Ma Andrea non vuole sentire parlare di sconfitta. «Perché le battaglie di
papà devono essere portate avanti», ripete. L’ultima battaglia, l’archeologo
del mare di fama internazionale Sebastiano Tusa l’aveva avviata un anno fa nel
più difficile dei terreni. La Regione Siciliana. «Voleva riformare i beni
culturali e istituire venti parchi archeologici», racconta il
figlio, innamorato di questa terra come il padre — è un etnoantropologo.
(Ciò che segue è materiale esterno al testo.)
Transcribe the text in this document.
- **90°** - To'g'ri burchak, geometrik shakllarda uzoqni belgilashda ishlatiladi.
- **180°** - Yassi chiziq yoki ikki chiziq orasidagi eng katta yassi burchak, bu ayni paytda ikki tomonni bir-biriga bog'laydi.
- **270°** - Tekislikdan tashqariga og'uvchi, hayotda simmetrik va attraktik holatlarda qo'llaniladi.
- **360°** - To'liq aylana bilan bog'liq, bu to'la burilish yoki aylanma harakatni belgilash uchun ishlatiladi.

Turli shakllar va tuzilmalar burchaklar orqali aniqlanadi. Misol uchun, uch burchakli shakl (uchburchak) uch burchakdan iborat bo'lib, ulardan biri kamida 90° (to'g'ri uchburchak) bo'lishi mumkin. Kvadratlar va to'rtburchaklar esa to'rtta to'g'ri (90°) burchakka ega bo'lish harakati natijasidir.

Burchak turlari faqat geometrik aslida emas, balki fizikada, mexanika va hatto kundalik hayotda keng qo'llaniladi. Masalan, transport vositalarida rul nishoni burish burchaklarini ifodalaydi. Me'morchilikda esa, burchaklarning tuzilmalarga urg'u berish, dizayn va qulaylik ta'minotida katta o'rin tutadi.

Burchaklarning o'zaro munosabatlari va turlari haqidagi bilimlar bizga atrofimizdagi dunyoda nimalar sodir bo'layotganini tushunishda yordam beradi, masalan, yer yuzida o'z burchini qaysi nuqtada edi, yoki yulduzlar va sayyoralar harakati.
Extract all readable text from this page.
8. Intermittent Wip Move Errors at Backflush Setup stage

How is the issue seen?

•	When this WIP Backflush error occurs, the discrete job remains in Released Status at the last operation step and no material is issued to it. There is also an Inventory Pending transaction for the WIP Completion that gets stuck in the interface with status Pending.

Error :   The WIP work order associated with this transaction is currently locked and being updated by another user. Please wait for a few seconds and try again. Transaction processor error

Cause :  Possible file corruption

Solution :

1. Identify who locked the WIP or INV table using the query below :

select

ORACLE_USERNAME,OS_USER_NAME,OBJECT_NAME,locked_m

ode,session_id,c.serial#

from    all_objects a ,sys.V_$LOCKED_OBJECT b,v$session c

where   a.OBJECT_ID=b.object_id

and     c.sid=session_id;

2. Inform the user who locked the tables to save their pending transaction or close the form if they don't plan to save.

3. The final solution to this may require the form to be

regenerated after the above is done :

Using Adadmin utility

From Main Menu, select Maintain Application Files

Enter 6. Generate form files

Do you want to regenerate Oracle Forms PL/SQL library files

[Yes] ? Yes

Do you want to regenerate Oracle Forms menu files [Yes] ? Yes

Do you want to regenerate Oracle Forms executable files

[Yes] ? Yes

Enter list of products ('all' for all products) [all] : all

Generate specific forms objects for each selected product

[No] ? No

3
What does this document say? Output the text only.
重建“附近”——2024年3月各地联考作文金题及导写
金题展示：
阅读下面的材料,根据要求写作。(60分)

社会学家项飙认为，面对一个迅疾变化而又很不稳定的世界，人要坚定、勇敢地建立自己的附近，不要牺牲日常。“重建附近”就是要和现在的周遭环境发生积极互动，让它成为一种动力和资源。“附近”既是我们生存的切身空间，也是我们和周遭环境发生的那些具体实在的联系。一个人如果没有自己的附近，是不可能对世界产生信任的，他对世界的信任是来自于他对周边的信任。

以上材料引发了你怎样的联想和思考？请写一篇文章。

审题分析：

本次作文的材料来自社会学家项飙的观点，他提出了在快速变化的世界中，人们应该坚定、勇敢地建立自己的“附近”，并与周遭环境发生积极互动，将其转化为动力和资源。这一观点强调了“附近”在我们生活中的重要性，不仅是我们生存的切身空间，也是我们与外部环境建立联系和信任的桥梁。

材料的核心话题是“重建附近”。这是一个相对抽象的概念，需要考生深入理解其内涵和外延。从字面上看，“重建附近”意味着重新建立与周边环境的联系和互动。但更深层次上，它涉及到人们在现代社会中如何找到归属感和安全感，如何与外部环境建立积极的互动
«Stava conducendo la battaglia più difficile, nel palazzo». Ora Andrea fa
una lunga pausa.
Mentre nella casa di piazza Ignazio Florio è un via vai di amici e parenti,
che si stringono attorno alla moglie di Tusa, Valeria Patrizia Li Vigni,
direttrice del museo d’arte contemporanea di Palazzo Riso. L’altro figlio,
Vincenzo, archeologo pure lui, sta tornando da Londra, dove lavora.
Andrea riprende: «Negli ultimi tempi, papà era amareggiato, l’avevo sentito
al telefono mentre diceva, con tono arrabbiato: "L’assessore sono io, le
decisioni le prendo io". Qualcuno non l’aveva informato di una cosa
importante». Anche il padre di Sebastiano era archeologo.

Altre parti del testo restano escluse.